Immigrazione, Fini continua a ballare da solo
Puf! Si sgonfia un altro mito di carta. L’asse tra Giulio Tremonti e Gianfranco Fini, frutto dell’immaginario dei giornaloni. E’ bastato parlare di immigrazione per vedere la finta alleanza svanire e il Pdl lasciare Fini in fuga verso il nulla. Un classico appuntamento di partito, nella Milano che da quindici anni è il vero laboratorio politico d’Italia, ha svelato — se ancora ce ne fosse bisogno — quanto fragile, privo di consenso interno e senza sbocchi concreti, sia la proposta del presidente della Camera. Tremonti ha assestato un colpo che avrà i suoi effetti sul risiko futuro in corso nel centrodestra. Perchè sì, Giulio è stato gentile, ha rispettato il galateo istituzionale e detto che la proposta di Fini è «generosa» ma alla fine, come uno scolaretto che potrebbe fare di più ma non si impegna, è stato bocciato dal Professore e non si sa quando potrà mai accedere agli esami di riparazione. Tremonti — a dispetto delle interpretazioni che oggi leggeremo sui medesimi giornaloni che vaticinano un partito dei migliori che non c’è — è in pieno movimento per proporsi come alternativa futura a Berlusconi. E’ un lealista che guarda avanti. Il leader di An, colui che un tempo sarebbe stato il delfino naturale di Silvio Berlusconi, si è messo all’angolo da solo, quasi inspiegabilmente e oggi le sue armi sono ridotte a Granata (Fabio) e Bocchino (Italo). Un po’ poco per un politico di lungo corso che punta a dare una spruzzata liberal al centrodestra italiano. Poco e insufficiente al punto da non convincere i suoi colonnelli del passato (Ignazio La Russa e Maurizio Gasparri), disordinato e senza strategia se Maurizio Lupi e Fabrizio Cicchitto — due politici navigati e prudenti, non due barbudos — decidono di tirare la spoletta e far scoppiare la Granata al Palalido di Milano, proprio subito dopo l’intervento di Fini sul palco.
La sicurezza di Lupi e Cicchitto, la fermezza di Gaetano Quagliariello, le parole chiare di Maurizio Gasparri e la difficoltà di Bocchino nel tenere alta la bandiera del presidente della Camera, sono la plastica rappresentazione di quel che accade nel Pdl: Fini è illuminato dal faro dei giornali dell’establishment che desidera il disarcionamento di Berlusconi, ma nello stesso tempo è scagliato nel cono d’ombra di un partito sintonizzato con il suo elettorato su temi importanti come l’immigrazione e la sicurezza. Il Pdl ha una partita delicatissima da affrontare nei prossimi mesi, le elezioni regionali del 2010. E la gioca su due fronti: contro l’opposizione e dentro la coalizione. Il centrosinistra è in stato confusionale, per ora non rappresenta una minaccia temibile, non ha un programma politico serio e una proposta alternativa. Si è autoridotto a soffiare e sperare nella crisi.

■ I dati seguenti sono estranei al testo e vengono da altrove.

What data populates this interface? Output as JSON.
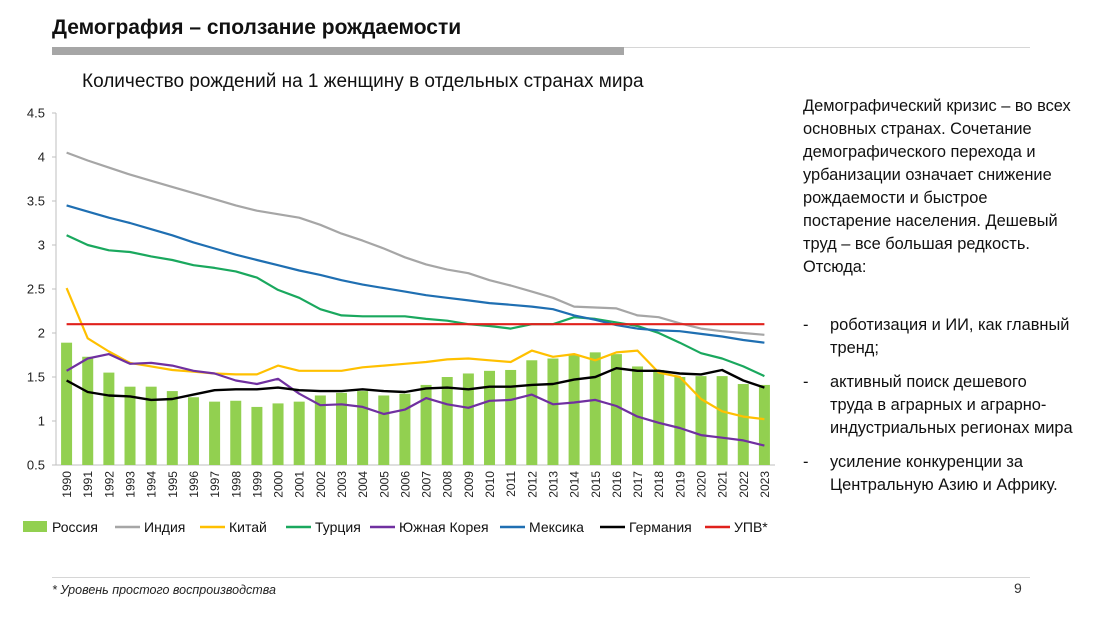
{
  "header": {
    "title": "Демография – сползание рождаемости"
  },
  "side_text": {
    "paragraph": "Демографический кризис – во всех основных странах. Сочетание демографического перехода и урбанизации означает снижение рождаемости и быстрое постарение населения. Дешевый труд – все большая редкость. Отсюда:",
    "bullet_marker": "-",
    "bullets": [
      "роботизация и ИИ, как главный тренд;",
      "активный поиск дешевого труда в аграрных и аграрно-индустриальных регионах мира",
      "усиление конкуренции за Центральную Азию и Африку."
    ]
  },
  "footer": {
    "footnote": "* Уровень простого воспроизводства",
    "page_number": "9"
  },
  "chart_data": {
    "type": "bar+line",
    "title": "Количество рождений на 1 женщину в отдельных странах мира",
    "xlabel": "",
    "ylabel": "",
    "ylim": [
      0.5,
      4.5
    ],
    "yticks": [
      "0.5",
      "1",
      "1.5",
      "2",
      "2.5",
      "3",
      "3.5",
      "4",
      "4.5"
    ],
    "grid": false,
    "legend_position": "bottom",
    "categories": [
      "1990",
      "1991",
      "1992",
      "1993",
      "1994",
      "1995",
      "1996",
      "1997",
      "1998",
      "1999",
      "2000",
      "2001",
      "2002",
      "2003",
      "2004",
      "2005",
      "2006",
      "2007",
      "2008",
      "2009",
      "2010",
      "2011",
      "2012",
      "2013",
      "2014",
      "2015",
      "2016",
      "2017",
      "2018",
      "2019",
      "2020",
      "2021",
      "2022",
      "2023"
    ],
    "bar_series": {
      "name": "Россия",
      "color": "#92d050",
      "values": [
        1.89,
        1.73,
        1.55,
        1.39,
        1.39,
        1.34,
        1.27,
        1.22,
        1.23,
        1.16,
        1.2,
        1.22,
        1.29,
        1.32,
        1.34,
        1.29,
        1.31,
        1.41,
        1.5,
        1.54,
        1.57,
        1.58,
        1.69,
        1.71,
        1.75,
        1.78,
        1.76,
        1.62,
        1.58,
        1.5,
        1.51,
        1.51,
        1.42,
        1.41
      ]
    },
    "series": [
      {
        "name": "Индия",
        "color": "#a6a6a6",
        "values": [
          4.05,
          3.96,
          3.88,
          3.8,
          3.73,
          3.66,
          3.59,
          3.52,
          3.45,
          3.39,
          3.35,
          3.31,
          3.23,
          3.13,
          3.05,
          2.96,
          2.86,
          2.78,
          2.72,
          2.68,
          2.6,
          2.54,
          2.47,
          2.4,
          2.3,
          2.29,
          2.28,
          2.2,
          2.18,
          2.11,
          2.05,
          2.02,
          2.0,
          1.98
        ]
      },
      {
        "name": "Китай",
        "color": "#ffc000",
        "values": [
          2.51,
          1.94,
          1.79,
          1.66,
          1.62,
          1.58,
          1.56,
          1.54,
          1.53,
          1.53,
          1.63,
          1.57,
          1.57,
          1.57,
          1.61,
          1.63,
          1.65,
          1.67,
          1.7,
          1.71,
          1.69,
          1.67,
          1.8,
          1.73,
          1.76,
          1.69,
          1.78,
          1.8,
          1.55,
          1.5,
          1.25,
          1.11,
          1.05,
          1.02
        ]
      },
      {
        "name": "Турция",
        "color": "#1aa85e",
        "values": [
          3.11,
          3.0,
          2.94,
          2.92,
          2.87,
          2.83,
          2.77,
          2.74,
          2.7,
          2.63,
          2.49,
          2.4,
          2.27,
          2.2,
          2.19,
          2.19,
          2.19,
          2.16,
          2.14,
          2.1,
          2.08,
          2.05,
          2.1,
          2.1,
          2.18,
          2.16,
          2.12,
          2.08,
          2.0,
          1.89,
          1.77,
          1.71,
          1.62,
          1.51
        ]
      },
      {
        "name": "Южная Корея",
        "color": "#7030a0",
        "values": [
          1.57,
          1.71,
          1.76,
          1.65,
          1.66,
          1.63,
          1.57,
          1.54,
          1.46,
          1.42,
          1.48,
          1.31,
          1.18,
          1.19,
          1.16,
          1.08,
          1.13,
          1.26,
          1.19,
          1.15,
          1.23,
          1.24,
          1.3,
          1.19,
          1.21,
          1.24,
          1.17,
          1.05,
          0.98,
          0.92,
          0.84,
          0.81,
          0.78,
          0.72
        ]
      },
      {
        "name": "Мексика",
        "color": "#1f6fb2",
        "values": [
          3.45,
          3.38,
          3.31,
          3.25,
          3.18,
          3.11,
          3.03,
          2.96,
          2.89,
          2.83,
          2.77,
          2.71,
          2.66,
          2.6,
          2.55,
          2.51,
          2.47,
          2.43,
          2.4,
          2.37,
          2.34,
          2.32,
          2.3,
          2.27,
          2.2,
          2.15,
          2.09,
          2.05,
          2.03,
          2.02,
          1.99,
          1.96,
          1.92,
          1.89
        ]
      },
      {
        "name": "Германия",
        "color": "#000000",
        "values": [
          1.46,
          1.33,
          1.29,
          1.28,
          1.24,
          1.25,
          1.3,
          1.35,
          1.36,
          1.36,
          1.38,
          1.35,
          1.34,
          1.34,
          1.36,
          1.34,
          1.33,
          1.37,
          1.38,
          1.36,
          1.39,
          1.39,
          1.41,
          1.42,
          1.47,
          1.5,
          1.6,
          1.57,
          1.57,
          1.54,
          1.53,
          1.58,
          1.46,
          1.38
        ]
      },
      {
        "name": "УПВ*",
        "color": "#e0211c",
        "values": [
          2.1,
          2.1,
          2.1,
          2.1,
          2.1,
          2.1,
          2.1,
          2.1,
          2.1,
          2.1,
          2.1,
          2.1,
          2.1,
          2.1,
          2.1,
          2.1,
          2.1,
          2.1,
          2.1,
          2.1,
          2.1,
          2.1,
          2.1,
          2.1,
          2.1,
          2.1,
          2.1,
          2.1,
          2.1,
          2.1,
          2.1,
          2.1,
          2.1,
          2.1
        ]
      }
    ]
  }
}
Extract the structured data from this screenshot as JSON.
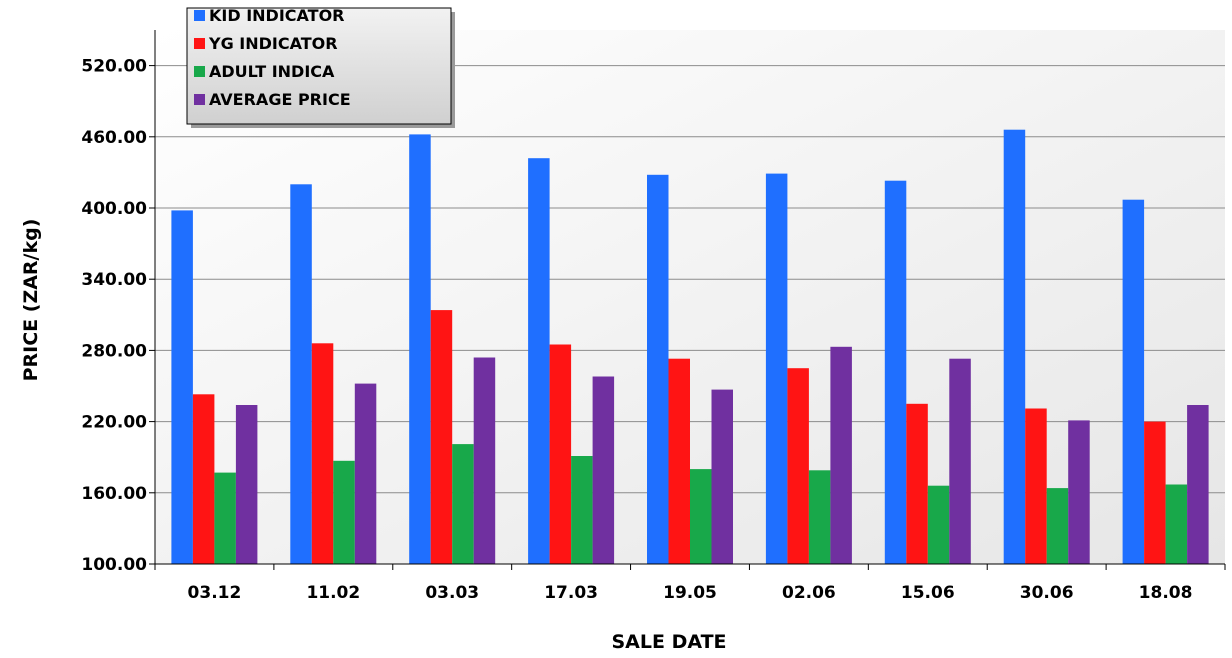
{
  "chart_data": {
    "type": "bar",
    "title": "",
    "xlabel": "SALE DATE",
    "ylabel": "PRICE (ZAR/kg)",
    "ylim": [
      100,
      550
    ],
    "yticks": [
      "100.00",
      "160.00",
      "220.00",
      "280.00",
      "340.00",
      "400.00",
      "460.00",
      "520.00"
    ],
    "categories": [
      "03.12",
      "11.02",
      "03.03",
      "17.03",
      "19.05",
      "02.06",
      "15.06",
      "30.06",
      "18.08"
    ],
    "series": [
      {
        "name": "KID INDICATOR",
        "color": "#1f6fff",
        "values": [
          398,
          420,
          462,
          442,
          428,
          429,
          423,
          466,
          407
        ]
      },
      {
        "name": "YG INDICATOR",
        "color": "#ff1414",
        "values": [
          243,
          286,
          314,
          285,
          273,
          265,
          235,
          231,
          220
        ]
      },
      {
        "name": "ADULT INDICA",
        "color": "#18a84a",
        "values": [
          177,
          187,
          201,
          191,
          180,
          179,
          166,
          164,
          167
        ]
      },
      {
        "name": "AVERAGE PRICE",
        "color": "#7030a0",
        "values": [
          234,
          252,
          274,
          258,
          247,
          283,
          273,
          221,
          234
        ]
      }
    ],
    "legend_position": "top-left",
    "grid": true
  }
}
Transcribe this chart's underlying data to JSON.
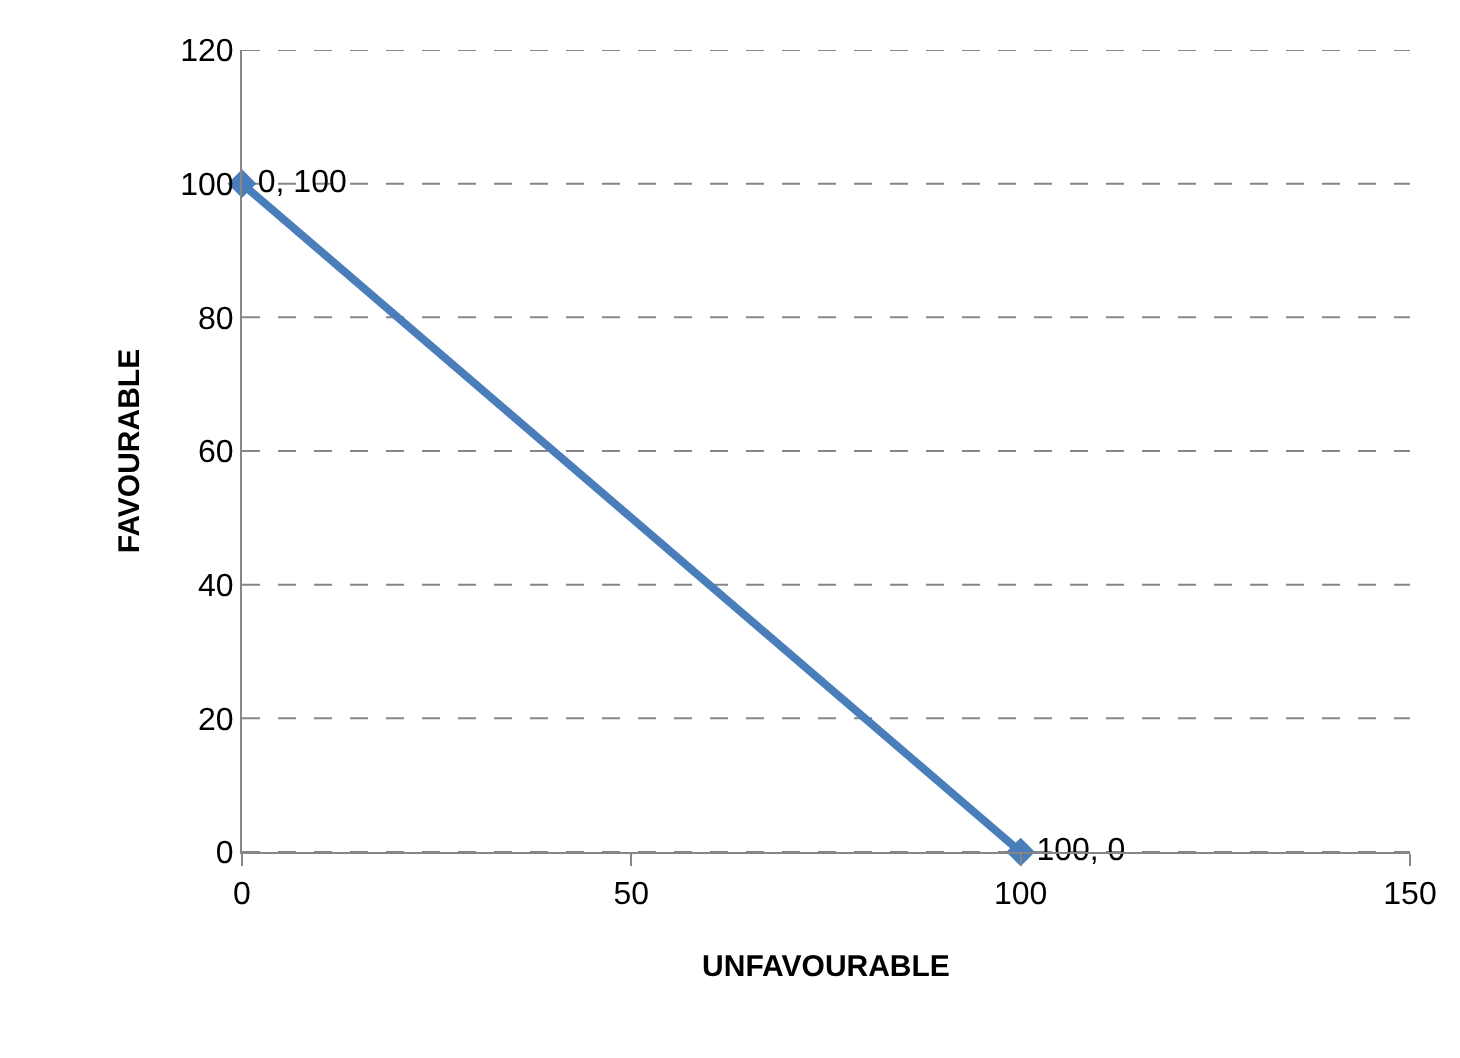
{
  "chart_data": {
    "type": "line",
    "xlabel": "UNFAVOURABLE",
    "ylabel": "FAVOURABLE",
    "x": [
      0,
      100
    ],
    "series": [
      {
        "color": "#4a7ebb",
        "values": [
          100,
          0
        ],
        "value_labels": [
          "0, 100",
          "100, 0"
        ]
      }
    ],
    "xlim": [
      0,
      150
    ],
    "xticks": [
      0,
      50,
      100,
      150
    ],
    "ylim": [
      0,
      120
    ],
    "yticks": [
      0,
      20,
      40,
      60,
      80,
      100,
      120
    ],
    "grid": "y",
    "marker": "diamond",
    "line_style": "solid"
  }
}
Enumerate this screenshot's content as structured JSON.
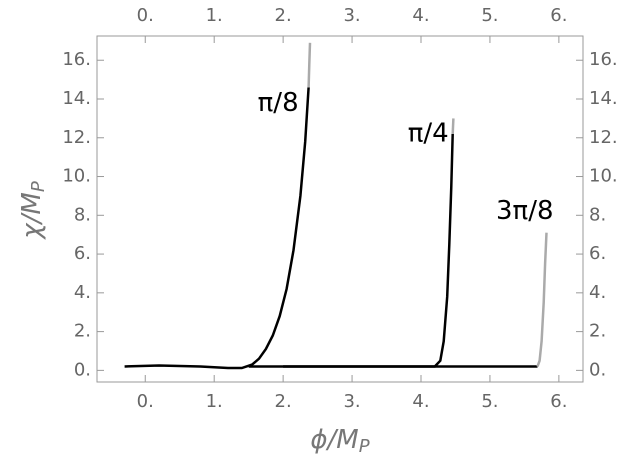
{
  "chart_data": {
    "type": "line",
    "x_label": {
      "text": "ϕ/M",
      "sub": "P"
    },
    "y_label": {
      "text": "χ/M",
      "sub": "P"
    },
    "xlim": [
      -0.7,
      6.35
    ],
    "ylim": [
      -0.6,
      17.25
    ],
    "xticks": [
      {
        "value": 0,
        "label": "0."
      },
      {
        "value": 1,
        "label": "1."
      },
      {
        "value": 2,
        "label": "2."
      },
      {
        "value": 3,
        "label": "3."
      },
      {
        "value": 4,
        "label": "4."
      },
      {
        "value": 5,
        "label": "5."
      },
      {
        "value": 6,
        "label": "6."
      }
    ],
    "yticks": [
      {
        "value": 0,
        "label": "0."
      },
      {
        "value": 2,
        "label": "2."
      },
      {
        "value": 4,
        "label": "4."
      },
      {
        "value": 6,
        "label": "6."
      },
      {
        "value": 8,
        "label": "8."
      },
      {
        "value": 10,
        "label": "10."
      },
      {
        "value": 12,
        "label": "12."
      },
      {
        "value": 14,
        "label": "14."
      },
      {
        "value": 16,
        "label": "16."
      }
    ],
    "series": [
      {
        "name": "π/8",
        "color": "#000000",
        "x": [
          -0.3,
          0.2,
          0.8,
          1.2,
          1.4,
          1.55,
          1.65,
          1.75,
          1.85,
          1.95,
          2.05,
          2.15,
          2.25,
          2.32,
          2.37
        ],
        "values": [
          0.2,
          0.25,
          0.2,
          0.12,
          0.12,
          0.3,
          0.6,
          1.1,
          1.8,
          2.8,
          4.2,
          6.2,
          9.0,
          11.8,
          14.6
        ]
      },
      {
        "color": "#aaaaaa",
        "x": [
          2.37,
          2.38,
          2.39
        ],
        "values": [
          14.6,
          15.8,
          16.9
        ]
      },
      {
        "name": "π/4",
        "color": "#000000",
        "x": [
          1.5,
          2.5,
          3.5,
          4.2,
          4.28,
          4.33,
          4.38,
          4.41,
          4.44,
          4.46
        ],
        "values": [
          0.2,
          0.2,
          0.2,
          0.2,
          0.5,
          1.5,
          3.8,
          6.5,
          9.5,
          12.2
        ]
      },
      {
        "color": "#aaaaaa",
        "x": [
          4.46,
          4.47
        ],
        "values": [
          12.2,
          13.0
        ]
      },
      {
        "name": "3π/8",
        "color": "#000000",
        "x": [
          2.0,
          3.5,
          4.5,
          5.69
        ],
        "values": [
          0.2,
          0.2,
          0.2,
          0.2
        ]
      },
      {
        "color": "#aaaaaa",
        "x": [
          5.69,
          5.72,
          5.75,
          5.78,
          5.8,
          5.82
        ],
        "values": [
          0.2,
          0.5,
          1.5,
          3.5,
          5.5,
          7.1
        ]
      }
    ]
  }
}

La vera sfida per il partito di Berlusconi è tutta interna e si chiama Lega. Il Carroccio ha una forte identità e compensa la sua minore visibilità sui media con una presenza nel territorio capillare. Il Carroccio oggi è certamente il partito meglio organizzato del Paese, fa movimento, ha iscritti giovani, ha mantenuto un profilo rivoluzionario e antisistema pur essendo da anni nella stanza dei bottoni. Partito di lotta e di governo, la Lega ha lanciato l’Opa sul Nord, la macroregione che nei sogni di Bossi deve essere più forte, più autonoma, federale e poi un giorno, chissà, potrà esserci pure una «secessione dolce». Soprattutto se il Mezzogiorno non si dà una svegliata e la sua classe dirigente non riacquista credibilità. Se questi sono i pezzi sulla scacchiera, è chiaro che la mossa a scavalco del cavallo Fini è destinata a soccombere di fronte agli alfieri e alle torri che il Pdl sta manovrando per evitare di perdere l’egemonia nella parte più avanzata del Paese. Ecco perché sul palcoscenico di una città come Milano, Fini è apparso ancora più isolato e smarrito rispetto al suo partito. La posta in palio è altissima, si chiama Nord e si legge Italia.